Nowadays, I'd expect NVRAM layout to be fairly standardized – but you probably need to go to Phoenix Technologies or other existing low-level BIOS providers to get at any documentation.
(Added Doesn't one of these BIOS inventory programs – InfoPlus or what they were called – read and interpret results from syscalls etc? That could be an additional source of information – I think the Pascal code used to be available…)
This is for potential malware analysis purposes.
I need to eliminate possibilities of any infection in the bios.

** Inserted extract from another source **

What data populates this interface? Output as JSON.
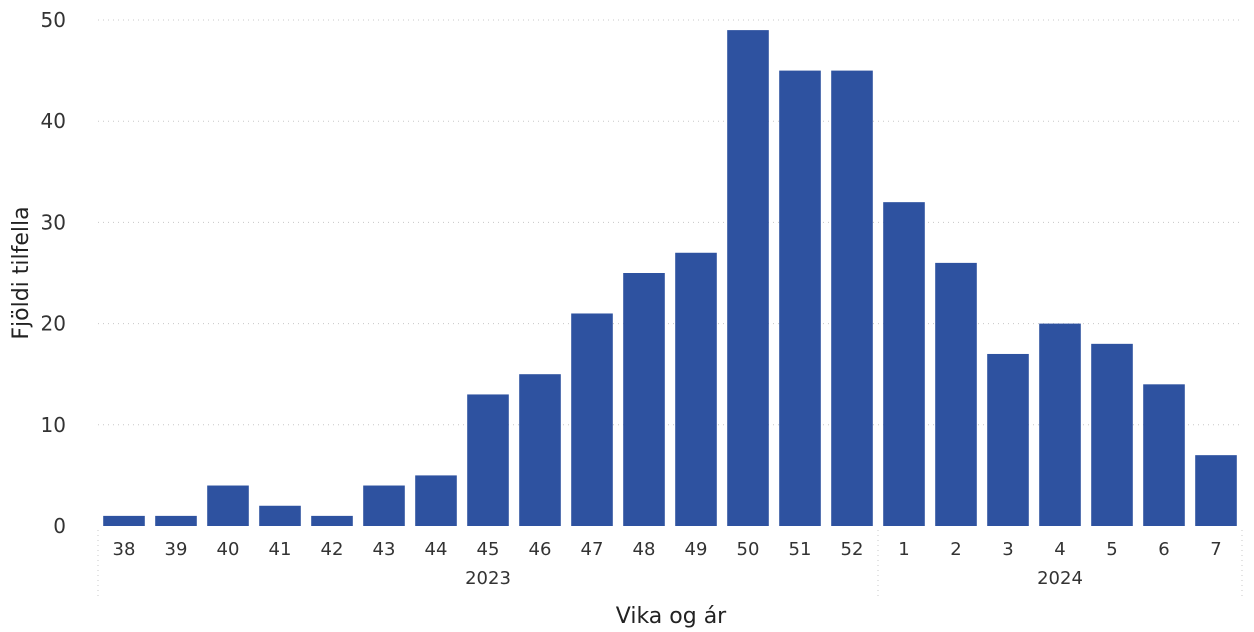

With all due respect, this makes little sense. roll
Let's say that you have motherboard model w, from maker x, using BIOS made by y, using release z of the BIOS.
There are as many w, x and z than stars in the sky (whilst y amounts to a handful).
My guess is that is in practice impossible to develop a tool capable of interpreting all of them.
You don't really want to check the actual BIOS contents 😯 (disassembling and making sense of a 1 Mb BIOS is not something for the faint of heart, nor for the - no offence whatever intended ) - newbie - as if you are already an expert you already know what to do and how to do it and need not to post the question on the Forum)
What would make sense would be - without attempting to interpret the data in the BIOS - to dump it and compare it with the same release file, normally available from the board manufacturer, or compare it with the dump of the BIOS of another identical motherboard surely not tampered with.
That is unless you are suspecting that the "potential malware" is injected in the BIOS code in the factory or by the distributor or the like.
jaclaz
many thanks for all your responses, I got the information I was looking for.